SV Huizen
- Full name: Sportvereniging Huizen
- Founded: 1 January 1927; 99 years ago
- Ground: De Wolfskamer, Huizen
- Capacity: 5,000, grandstand with 1,000 seats
- Chairman: Klaas Vos
- Manager: Arnold Klein
- League: Derde Divisie
- 2024–25: Derde Divisie A, 14th of 18
- Website: http://www.svhuizen.nl/
| Home colours |

= SV Huizen =

Association football club in Huizen, Netherlands

Sportvereniging Huizen is a football club based in Huizen, North Holland, Netherlands. They are currently members of the Derde Divisie, the fourth tier of the Dutch football league system. They play their home matches at the 5,000-capacity De Wolfskamer.

==History==
The club became Dutch national amateur champions in 1974 and in 2003. In 2001, Huizen won the Regional Cup of the now defunct Central soccer district.

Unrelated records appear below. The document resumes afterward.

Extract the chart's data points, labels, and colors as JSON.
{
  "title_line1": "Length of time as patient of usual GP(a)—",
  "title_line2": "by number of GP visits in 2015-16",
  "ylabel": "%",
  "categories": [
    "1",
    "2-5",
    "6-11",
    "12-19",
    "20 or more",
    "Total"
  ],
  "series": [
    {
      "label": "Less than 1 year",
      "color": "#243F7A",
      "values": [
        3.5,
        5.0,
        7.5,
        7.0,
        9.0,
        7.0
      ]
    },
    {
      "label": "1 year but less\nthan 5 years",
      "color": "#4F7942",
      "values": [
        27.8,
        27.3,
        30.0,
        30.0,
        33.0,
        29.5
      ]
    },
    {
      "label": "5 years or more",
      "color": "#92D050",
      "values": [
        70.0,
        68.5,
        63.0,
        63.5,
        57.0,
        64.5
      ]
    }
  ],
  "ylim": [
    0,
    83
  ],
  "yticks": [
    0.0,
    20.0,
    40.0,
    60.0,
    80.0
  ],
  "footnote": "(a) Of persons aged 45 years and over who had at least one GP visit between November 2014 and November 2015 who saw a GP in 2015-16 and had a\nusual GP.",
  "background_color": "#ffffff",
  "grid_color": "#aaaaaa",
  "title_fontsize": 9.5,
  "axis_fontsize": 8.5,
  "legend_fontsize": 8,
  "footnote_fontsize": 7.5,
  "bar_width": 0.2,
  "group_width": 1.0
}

In 2016 it Huizen promoted to the Derde Divisie. In 2017 it relegated back to the Hoofdklasse. In 2018 it relegated once again, to the Eerste Klasse. In 2022, Huizen promoted to the Vierde Divisie, after winning an Eerste Klasse section championship.

In the 2023–24 season, Huizen qualified for the promotion playoffs. After beating AZSV 2–1 on aggregate in the first round, Huizen defeated Rohda Raalte 1–0 on aggregate and won promotion to the Derde Divisie.